Hello,
We work in the field of agrobiodiversity, e.g. crop wild relatives. For us the combination of oberservation data and samples is very important.
We consider the unit as central element, which can be a part of an organism, an ogranism, or a group of organisms. The reason for going under the level of organism is that sometimes the plant with all roots etc. can be quite larger than the part that is observed and recorded for a certain location.
This describes the line we think along : "A unit in our context is uniquely identified by time, place(site) and taxonomy. In addition a particular unit could be sampled to further assist in characterising it. Such samples could be (1) seed samples/planting material (classical ex situ accessions), (2) photos or (3) herbarium vouchers."
UNIT {time, site, taxonomy} (+ sample)
(With regard to the prior discussion I agree that we also have to handle legacy data with missing entries for time and place.)
Sabine
Sabine Roscher 513 - Informations- und Koordinationszentrum für Biologische Vielfalt (IBV) Bundesanstalt für Landwirtschaft und Ernährung Deichmanns Aue 29, 53179 Bonn Tel.: +49 (0)228 6845-3235 (oder -3237) Fax: +49 (0)228 6845-3787 E-Mail: sabine.roscher@ble.de Internet: www.ble.de weiterführende Information: www.genres.de
Steve Kelling stk2@cornell.edu 09.02.2006 18:55 >>>
Hello, I really like the improvements made on the definition, and I might suggest that I put it up on the TDWG-obs website http://www.avianknowledge.net/tdwg. I think we still need to define occurrence, and I think that Arthur Chapman's "species occurrence data" gets us most of the way there. My sense is that the elaborations need to be expanded a bit more. For example, data collection event. I suggest that we include in the definition some information about time, minimum required data, and so forth. These definitions can be longer and more detailed than the observation definition. So taking data collection event: An event, during or after which at least the minimum required data were recorded.
Can we identify the minimum required data? For us it is: who the collector is where the information was collected (and should refer to occurrence information and all of the discussion with it) when the data and time what was observed (and how many) effort distance covered, time spent etc. I'm sure there are other data for the minimum required data and this is worth discussion.

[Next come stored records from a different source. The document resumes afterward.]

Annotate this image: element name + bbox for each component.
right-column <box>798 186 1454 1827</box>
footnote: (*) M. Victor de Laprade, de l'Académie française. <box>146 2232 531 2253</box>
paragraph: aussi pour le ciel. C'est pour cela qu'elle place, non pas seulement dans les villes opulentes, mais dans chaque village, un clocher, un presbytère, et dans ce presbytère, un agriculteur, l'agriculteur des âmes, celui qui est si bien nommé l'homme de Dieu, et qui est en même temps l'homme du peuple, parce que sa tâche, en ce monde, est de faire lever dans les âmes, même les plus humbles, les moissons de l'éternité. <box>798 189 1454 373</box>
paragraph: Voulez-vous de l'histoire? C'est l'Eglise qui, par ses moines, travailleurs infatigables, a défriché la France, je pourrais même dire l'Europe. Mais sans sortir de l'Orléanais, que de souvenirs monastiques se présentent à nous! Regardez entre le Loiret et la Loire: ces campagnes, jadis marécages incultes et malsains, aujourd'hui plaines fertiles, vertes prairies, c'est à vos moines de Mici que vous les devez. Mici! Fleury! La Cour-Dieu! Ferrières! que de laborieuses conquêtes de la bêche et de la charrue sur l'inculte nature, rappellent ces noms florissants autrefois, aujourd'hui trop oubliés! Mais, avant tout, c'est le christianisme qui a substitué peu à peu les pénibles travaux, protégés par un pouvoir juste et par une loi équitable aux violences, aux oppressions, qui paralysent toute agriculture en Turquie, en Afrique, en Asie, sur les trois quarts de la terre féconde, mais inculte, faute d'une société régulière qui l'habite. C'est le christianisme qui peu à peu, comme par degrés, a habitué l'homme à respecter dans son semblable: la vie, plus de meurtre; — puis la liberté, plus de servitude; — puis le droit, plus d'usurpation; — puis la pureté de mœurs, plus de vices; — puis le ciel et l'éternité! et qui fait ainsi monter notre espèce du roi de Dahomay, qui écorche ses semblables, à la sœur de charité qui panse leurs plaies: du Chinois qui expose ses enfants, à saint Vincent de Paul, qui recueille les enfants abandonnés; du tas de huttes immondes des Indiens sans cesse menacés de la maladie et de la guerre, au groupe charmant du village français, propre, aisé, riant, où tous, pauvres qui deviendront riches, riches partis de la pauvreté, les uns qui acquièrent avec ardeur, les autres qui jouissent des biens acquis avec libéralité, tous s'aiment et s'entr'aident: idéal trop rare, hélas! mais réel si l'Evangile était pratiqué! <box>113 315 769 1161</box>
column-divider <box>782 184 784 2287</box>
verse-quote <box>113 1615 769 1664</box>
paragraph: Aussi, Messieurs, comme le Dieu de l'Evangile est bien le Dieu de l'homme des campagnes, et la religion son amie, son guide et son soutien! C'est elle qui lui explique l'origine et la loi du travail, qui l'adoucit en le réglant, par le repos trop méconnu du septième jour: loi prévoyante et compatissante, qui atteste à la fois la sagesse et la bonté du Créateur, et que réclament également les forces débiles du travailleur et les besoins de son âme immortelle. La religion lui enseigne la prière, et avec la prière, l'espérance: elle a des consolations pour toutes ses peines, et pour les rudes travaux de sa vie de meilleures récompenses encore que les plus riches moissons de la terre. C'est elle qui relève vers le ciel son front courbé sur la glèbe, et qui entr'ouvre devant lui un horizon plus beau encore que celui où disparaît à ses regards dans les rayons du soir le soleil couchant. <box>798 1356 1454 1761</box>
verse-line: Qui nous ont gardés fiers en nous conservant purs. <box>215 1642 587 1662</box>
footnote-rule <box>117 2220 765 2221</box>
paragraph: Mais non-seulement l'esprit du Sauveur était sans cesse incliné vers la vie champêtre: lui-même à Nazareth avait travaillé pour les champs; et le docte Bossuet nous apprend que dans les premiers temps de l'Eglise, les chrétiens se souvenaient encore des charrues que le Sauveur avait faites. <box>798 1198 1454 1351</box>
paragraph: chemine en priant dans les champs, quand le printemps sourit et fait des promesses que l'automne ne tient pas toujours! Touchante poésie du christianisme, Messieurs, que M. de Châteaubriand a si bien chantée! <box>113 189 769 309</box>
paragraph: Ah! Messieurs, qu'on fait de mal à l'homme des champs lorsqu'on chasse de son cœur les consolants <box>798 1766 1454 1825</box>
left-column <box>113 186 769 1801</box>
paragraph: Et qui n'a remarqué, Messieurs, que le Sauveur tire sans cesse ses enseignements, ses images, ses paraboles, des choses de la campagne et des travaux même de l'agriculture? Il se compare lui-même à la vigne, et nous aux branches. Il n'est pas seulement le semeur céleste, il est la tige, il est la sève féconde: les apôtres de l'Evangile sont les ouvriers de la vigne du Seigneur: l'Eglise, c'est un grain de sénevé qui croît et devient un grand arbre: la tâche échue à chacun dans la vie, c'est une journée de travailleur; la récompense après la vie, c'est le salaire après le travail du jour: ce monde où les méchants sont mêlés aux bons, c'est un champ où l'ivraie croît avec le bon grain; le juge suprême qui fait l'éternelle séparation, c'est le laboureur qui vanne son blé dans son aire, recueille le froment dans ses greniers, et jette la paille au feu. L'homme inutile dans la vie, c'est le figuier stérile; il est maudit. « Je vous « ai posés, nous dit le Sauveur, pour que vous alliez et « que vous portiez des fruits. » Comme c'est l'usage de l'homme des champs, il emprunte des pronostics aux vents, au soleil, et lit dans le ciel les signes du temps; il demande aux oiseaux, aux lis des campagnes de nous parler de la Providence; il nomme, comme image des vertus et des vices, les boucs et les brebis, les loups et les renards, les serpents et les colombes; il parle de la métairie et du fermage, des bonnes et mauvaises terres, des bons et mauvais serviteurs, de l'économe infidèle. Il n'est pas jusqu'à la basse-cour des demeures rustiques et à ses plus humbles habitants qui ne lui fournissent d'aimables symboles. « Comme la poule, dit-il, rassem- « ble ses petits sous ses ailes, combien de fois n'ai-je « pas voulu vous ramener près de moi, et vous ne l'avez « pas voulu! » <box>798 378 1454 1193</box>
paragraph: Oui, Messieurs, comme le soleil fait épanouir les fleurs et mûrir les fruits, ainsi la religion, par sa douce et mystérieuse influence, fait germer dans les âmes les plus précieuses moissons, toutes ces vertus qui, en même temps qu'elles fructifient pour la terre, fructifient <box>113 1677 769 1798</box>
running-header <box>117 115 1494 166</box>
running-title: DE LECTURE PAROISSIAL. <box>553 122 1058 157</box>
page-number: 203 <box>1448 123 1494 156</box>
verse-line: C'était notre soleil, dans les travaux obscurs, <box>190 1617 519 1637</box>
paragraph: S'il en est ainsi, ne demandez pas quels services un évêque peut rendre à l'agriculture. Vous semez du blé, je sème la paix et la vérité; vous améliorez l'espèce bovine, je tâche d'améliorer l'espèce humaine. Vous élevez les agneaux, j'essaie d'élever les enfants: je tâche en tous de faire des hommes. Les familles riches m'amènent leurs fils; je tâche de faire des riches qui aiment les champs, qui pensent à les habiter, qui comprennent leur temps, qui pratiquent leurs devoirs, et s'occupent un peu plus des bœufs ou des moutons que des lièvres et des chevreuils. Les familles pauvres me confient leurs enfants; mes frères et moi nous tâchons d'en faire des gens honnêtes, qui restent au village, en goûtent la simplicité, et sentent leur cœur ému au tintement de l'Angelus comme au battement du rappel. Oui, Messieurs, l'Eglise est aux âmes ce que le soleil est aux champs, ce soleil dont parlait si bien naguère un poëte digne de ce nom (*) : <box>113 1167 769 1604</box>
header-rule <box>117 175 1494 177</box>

We should also discuss the event. For example, one of ours and Bird Studies Canada projects (Project FeederWatch) the event can last 2 days.
We also need to think about whether we want to include protocol. In our definitions no protocol (incidental observation) is also a protocol.
Anyway, thanks for the improvements on the definition of observation. I (like Lynn) look forward to discussing some of these other issues.
Steve
At 05:03 PM 2/8/2006 -0500, you wrote:
With only comments from Bob & Arthur (thanks!), the latest version of observation definitions is as follows:
"An observation characterizes the evidence for the presence or absence of an organism or set of organisms through a data collection event at a location. Observations are not necessarily independent and could be linked via characteristics such as time, place, protocol, and co-occurring organisms."
With the following draft elaborations for various terms (many thanks to Bob Peet for providing most of these draft definitions):
- occurrence
"Occurrence" has been changed to "evidence for the presence or absence".
The key idea is that the organism or set of organisms was either detected or not. We also need to provide an opportunity for the recorder to note the certainty.
As an aside, recall we need to support minimalist protocols (e.g. "organism/community (not)seen in field", "organism heard in field", "scat seen in field", "tracks seen in field", "museum collection".)
- data collection event
An event, during or after which at least the minimum required data were recorded.
- location
Ideally, at least geocoordinates plus an accuracy term. Since there is a considerable amount of historical / legacy data that does not presently have a georeference yet has valuable information that should be included in observation databases and shared, we cannot at this time require data to be in a GIS format.
I (Lynn) suggest: (a) Location information be required, preferably geocoordinates and mapping precision, but if not available then a text description and the finest level of geolocation using the Darwin Core attributes.
(b) Location data include the representation of observations as point, line, or polygon data (with the necessary spatial metadata).
- entity
Dropped from the definition of observation.
- could be linked
Can have a pointer or pointers to other observations, thereby creating aggregate observations. Note that commonality of date, time, place, etc. is not sufficient in that the none of the observation authors explicitly made the connection
Please share your comments / thoughts on all of the above definitions with this email list.
If people are generally comfortable with the above as working defintions, then I'd like to propose that we move into the fun part of identifying attributes to be developed into a schema.